Le plateau était constitué comme dans la plupart des scènes en plein air, un proscenium s’avançant vers le public et entourant l’orchestre, limitant l’aire de jeu des acteurs mais permettant une proximité appréciable. Pas grand-chose à dire d’une mise en scène totalement attendue de Rafaelle di Florio, sans idée flamboyante ni contre-sens marquant, même si chacun s’est interrogé sur la soudaine calvitie d’Amneris au IV ! Décors efficaces, mobiles à souhait, espace bien occupé et costumes qui offraient – ce n’était pas voulu sans doute – avec les traverses de l’amphithéâtre romain une superbe harmonie de tons beiges.
© Festival de Carthage
Le plateau vocal nous a réservé quelques bonnes surprises, à commencer par le rôle-titre. Il faut saluer le remarquable travail de Maite Alberola en Aida, dont le répertoire est déjà fourni et marqué par une certaine sagesse. Elle a su à la fois montrer la pleine mesure de sa projection et apporter lorsqu’il le fallait les indispensables nuances. Réaliser cela en plein-air, alors que les bruits parasites sont nombreux, mérite d’être souligné. Elle possède la palette de couleurs idéale pour le rôle et des mediums d’une beauté captivante.
L’Amneris de Daniela Diakova n’avait sans doute pas la même aisance. Elle était toutefois pleinement l’incarnation de la rivale défaite, son jeu a été toujours juste et la voix n’a jamais vacillé. Timbre un brin juvénile pour le rôle mais au final une implication justement saluée par le public.
Le plateau masculin est moins homogène ; le Roi de Enrico Rinaldo a tenu son rôle (court mais prenant) vaillamment et avec crédibilité.

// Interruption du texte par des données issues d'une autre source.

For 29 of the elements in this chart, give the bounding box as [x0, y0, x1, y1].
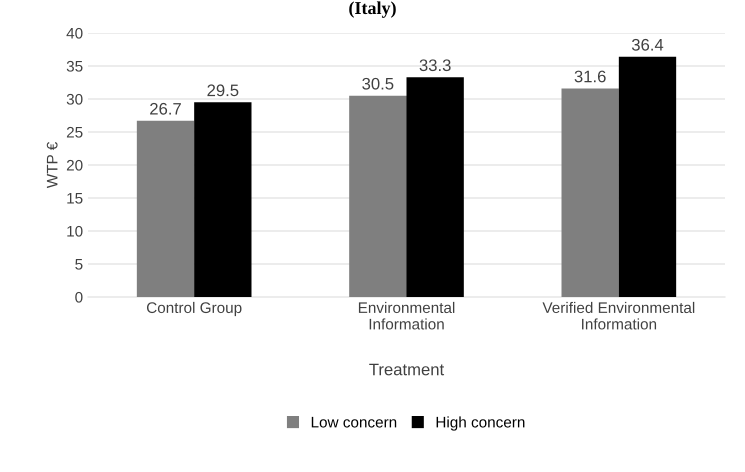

Même constat pour Andrea Comelli qui a été un Ramphis sans faille.
Une belle surprise : l’Amonasro de Giuseppe Garra. Le rôle est relativement bref mais avec une force dramatique percutante qui est une des difficultés de cette partie. Notre baryton l’a fort bien rendu. Garra possède un vrai baryton Verdi et nous nous sommes surpris en l’entendant à remarquer que ce type de voix, décidément inimitable, n’est plus si courant. Il est d’une aisance remarquable dans ce rôle qui lui sied parfaitement et que visiblement il maîtrise d’un bout à l’autre. On aimerait entendre Garra en Rigoletto ou Renato.
Radames enfin était tenu par Dario Prola : disons d’emblée que malgré l’application notable qui l’a conduit à tout chanter de sa partition, il n’a pas exactement la voix du capitaine égyptien. Il n’est pas le ténor héroïque que l’on attend. Trop fluide, trop peu d’aspérité, de raucité dans la voix. Radames n’est pas un héros au long fleuve tranquille ; il doit lutter contre le destin, les éléments hostiles et finalement contre lui-même. Tout cela ne se rend pas sur scène sans une certaine brutalité de la voix, sans brusquer son chant, le malmener en toute maîtrise bien sûr. Oui, il y a un Otello qui se dessine en filigrane derrière le rôle de Radames. Nous préfèrerons entendre Prola dans d’autres cases de son répertoire, comme Calaf ou Pinkerton.
Le chœur enfin, trop clairsemé pour rendre à la partition son faste attendu. Mais tout était juste et synchrone. Ce fut un beau travail commun entre les chœurs siciliens et tunisiens. Une collaboration qui, espérons-le, en appelle d’autres.